A year later the developer appealed as the council still hadn’t discharged relevant planning conditions on the approval, with the planning appeal ultimately turned down by an inspector in November last year.

The developer is bringing its case on a number of different grounds, some of which will have wider relevance to other schemes. Firstly, as the site in question is not actually protected under EU habitats rules, but is instead a Ramsar site – a protected area under a different international convention, the housebuilder argued that the EU-derived law protecting habitats sites from nutrient pollution does not apply.

Secondly, it made the case that the application of the habitats rules falls at grant of full or outline planning permission – and not at either reserved matters or conditions stage, and so therefore the council and inspector had no right to block an already permitted scheme at this stage.
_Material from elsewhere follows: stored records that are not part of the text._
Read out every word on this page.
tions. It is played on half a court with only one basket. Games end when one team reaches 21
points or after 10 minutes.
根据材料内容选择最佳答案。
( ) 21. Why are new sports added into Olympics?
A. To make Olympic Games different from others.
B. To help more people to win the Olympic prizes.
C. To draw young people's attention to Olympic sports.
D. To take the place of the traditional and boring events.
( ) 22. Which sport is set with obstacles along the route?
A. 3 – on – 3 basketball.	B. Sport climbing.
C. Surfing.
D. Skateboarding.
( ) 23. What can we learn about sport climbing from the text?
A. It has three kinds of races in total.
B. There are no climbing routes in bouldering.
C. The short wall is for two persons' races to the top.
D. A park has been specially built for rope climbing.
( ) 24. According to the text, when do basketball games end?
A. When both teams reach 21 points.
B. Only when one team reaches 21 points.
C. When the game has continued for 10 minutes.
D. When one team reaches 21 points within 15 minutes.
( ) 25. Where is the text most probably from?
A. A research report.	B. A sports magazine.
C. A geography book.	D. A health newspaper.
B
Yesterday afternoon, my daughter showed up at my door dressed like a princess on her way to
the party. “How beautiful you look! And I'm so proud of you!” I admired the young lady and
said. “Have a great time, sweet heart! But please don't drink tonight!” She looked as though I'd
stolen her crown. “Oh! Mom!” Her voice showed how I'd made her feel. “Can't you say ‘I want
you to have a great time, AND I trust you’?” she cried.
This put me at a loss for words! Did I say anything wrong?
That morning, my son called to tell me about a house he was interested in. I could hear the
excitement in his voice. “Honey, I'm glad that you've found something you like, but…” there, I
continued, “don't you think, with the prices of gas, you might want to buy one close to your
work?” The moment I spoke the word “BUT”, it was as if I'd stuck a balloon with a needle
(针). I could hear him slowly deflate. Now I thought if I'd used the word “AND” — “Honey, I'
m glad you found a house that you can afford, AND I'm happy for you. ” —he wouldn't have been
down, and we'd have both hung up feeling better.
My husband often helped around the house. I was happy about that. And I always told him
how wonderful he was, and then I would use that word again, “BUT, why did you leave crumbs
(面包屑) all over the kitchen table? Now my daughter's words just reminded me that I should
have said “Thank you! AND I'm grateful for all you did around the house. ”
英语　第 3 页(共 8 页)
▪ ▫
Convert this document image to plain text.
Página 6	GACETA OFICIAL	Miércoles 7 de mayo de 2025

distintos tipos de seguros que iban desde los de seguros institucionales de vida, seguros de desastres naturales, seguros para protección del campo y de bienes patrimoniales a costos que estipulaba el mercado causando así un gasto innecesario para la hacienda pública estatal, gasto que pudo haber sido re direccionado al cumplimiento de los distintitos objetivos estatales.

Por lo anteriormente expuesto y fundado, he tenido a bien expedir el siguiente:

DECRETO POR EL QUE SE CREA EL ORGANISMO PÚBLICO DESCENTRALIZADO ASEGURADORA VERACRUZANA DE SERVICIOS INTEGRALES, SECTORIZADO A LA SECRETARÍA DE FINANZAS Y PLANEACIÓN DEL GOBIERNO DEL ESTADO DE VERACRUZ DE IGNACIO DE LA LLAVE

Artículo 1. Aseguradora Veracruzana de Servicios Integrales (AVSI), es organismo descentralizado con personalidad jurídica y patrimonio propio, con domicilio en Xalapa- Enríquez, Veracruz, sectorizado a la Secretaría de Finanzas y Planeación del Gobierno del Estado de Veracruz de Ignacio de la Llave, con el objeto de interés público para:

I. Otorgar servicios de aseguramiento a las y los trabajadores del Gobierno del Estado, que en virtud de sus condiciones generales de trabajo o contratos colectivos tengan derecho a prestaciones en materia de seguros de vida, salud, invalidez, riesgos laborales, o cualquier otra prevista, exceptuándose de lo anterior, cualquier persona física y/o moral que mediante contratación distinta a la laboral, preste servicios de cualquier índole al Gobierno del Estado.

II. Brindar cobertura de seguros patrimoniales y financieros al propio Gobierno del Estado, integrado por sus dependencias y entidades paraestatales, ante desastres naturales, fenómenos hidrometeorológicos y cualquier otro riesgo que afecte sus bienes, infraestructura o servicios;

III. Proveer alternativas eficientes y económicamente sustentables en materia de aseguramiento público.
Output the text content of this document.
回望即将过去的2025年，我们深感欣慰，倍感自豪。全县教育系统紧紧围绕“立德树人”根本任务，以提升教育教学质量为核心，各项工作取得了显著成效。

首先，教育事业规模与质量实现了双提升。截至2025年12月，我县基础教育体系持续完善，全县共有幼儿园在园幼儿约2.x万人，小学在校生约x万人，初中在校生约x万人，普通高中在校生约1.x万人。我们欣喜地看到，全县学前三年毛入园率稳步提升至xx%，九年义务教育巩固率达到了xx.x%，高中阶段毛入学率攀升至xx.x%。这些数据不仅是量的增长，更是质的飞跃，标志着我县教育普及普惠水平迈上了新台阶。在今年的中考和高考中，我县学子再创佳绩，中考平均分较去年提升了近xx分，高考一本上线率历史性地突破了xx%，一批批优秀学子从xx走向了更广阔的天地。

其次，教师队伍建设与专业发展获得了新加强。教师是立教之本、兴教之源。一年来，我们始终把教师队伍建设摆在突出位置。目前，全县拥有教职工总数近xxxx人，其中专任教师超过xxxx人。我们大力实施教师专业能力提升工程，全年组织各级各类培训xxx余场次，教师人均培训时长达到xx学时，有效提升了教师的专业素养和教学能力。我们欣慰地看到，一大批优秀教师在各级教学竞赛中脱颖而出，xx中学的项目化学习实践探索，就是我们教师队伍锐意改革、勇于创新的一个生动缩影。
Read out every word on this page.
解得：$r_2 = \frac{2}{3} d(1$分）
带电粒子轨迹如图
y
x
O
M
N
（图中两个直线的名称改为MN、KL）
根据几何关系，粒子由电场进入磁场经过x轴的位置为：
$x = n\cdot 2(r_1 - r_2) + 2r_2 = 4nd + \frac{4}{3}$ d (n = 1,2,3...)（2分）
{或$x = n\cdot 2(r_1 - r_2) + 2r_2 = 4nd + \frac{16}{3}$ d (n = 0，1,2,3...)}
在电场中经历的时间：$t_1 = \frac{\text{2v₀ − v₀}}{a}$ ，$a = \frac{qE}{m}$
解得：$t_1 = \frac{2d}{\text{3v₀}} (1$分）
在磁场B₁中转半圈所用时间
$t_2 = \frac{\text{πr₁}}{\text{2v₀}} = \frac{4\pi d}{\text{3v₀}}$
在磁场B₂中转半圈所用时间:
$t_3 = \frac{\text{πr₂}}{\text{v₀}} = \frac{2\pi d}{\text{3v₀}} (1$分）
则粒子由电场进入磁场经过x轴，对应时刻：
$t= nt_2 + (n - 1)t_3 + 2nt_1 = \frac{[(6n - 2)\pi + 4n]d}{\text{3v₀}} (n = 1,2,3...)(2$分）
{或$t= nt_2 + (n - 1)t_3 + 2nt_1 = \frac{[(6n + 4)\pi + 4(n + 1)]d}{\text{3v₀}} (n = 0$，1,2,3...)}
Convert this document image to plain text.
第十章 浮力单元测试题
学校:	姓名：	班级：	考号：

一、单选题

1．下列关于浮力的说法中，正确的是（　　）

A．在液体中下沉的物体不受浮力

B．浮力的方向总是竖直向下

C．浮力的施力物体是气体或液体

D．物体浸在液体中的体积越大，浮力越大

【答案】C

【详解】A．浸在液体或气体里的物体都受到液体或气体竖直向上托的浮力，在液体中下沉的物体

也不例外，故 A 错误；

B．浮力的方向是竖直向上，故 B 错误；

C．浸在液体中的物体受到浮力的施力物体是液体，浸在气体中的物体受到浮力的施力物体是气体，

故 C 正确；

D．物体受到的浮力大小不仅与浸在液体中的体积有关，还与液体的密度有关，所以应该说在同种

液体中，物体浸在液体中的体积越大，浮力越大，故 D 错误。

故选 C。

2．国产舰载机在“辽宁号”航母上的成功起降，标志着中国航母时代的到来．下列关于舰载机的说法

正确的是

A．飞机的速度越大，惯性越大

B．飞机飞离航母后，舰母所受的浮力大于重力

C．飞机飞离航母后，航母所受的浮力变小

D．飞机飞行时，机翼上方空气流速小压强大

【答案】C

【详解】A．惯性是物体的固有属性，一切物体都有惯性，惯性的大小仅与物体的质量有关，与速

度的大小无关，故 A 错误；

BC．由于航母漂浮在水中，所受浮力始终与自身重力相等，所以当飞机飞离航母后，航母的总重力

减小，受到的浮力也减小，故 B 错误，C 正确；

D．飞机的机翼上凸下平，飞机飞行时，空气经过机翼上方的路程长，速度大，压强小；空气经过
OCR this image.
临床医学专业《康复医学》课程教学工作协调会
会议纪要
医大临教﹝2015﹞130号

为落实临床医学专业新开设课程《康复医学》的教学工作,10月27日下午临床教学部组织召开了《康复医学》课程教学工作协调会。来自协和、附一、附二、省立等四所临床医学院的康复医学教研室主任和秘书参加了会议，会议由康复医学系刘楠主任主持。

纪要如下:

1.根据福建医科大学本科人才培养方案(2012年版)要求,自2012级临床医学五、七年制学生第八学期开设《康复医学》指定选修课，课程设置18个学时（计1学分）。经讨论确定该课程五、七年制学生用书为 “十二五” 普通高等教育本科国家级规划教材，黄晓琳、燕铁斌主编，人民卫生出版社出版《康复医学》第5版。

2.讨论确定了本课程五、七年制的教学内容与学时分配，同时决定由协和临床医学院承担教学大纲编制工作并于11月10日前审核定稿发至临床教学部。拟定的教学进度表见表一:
In addition, it argued that the planning conditions were unconnected to the issue of nutrient pollution, and that therefore the council had no right to refuse to discharge them, and also that the scope of the “appropriate assessment” carried out by the council under habitats regs should have been limited to that required for the discharging of the conditions.

The government contested the case, arguing that the inspector had not erred in his decision. The government has previously made clear that it believes that reserved matters decisions are covered by the nutrient neutrality issue, but that opinion has not been tested until now. A judgment is not expected for several months.

CG Fry was ranked 50th in Housing Today’s Top 50 Housebuilders tables in 2022, recording a turnover of £88.6m.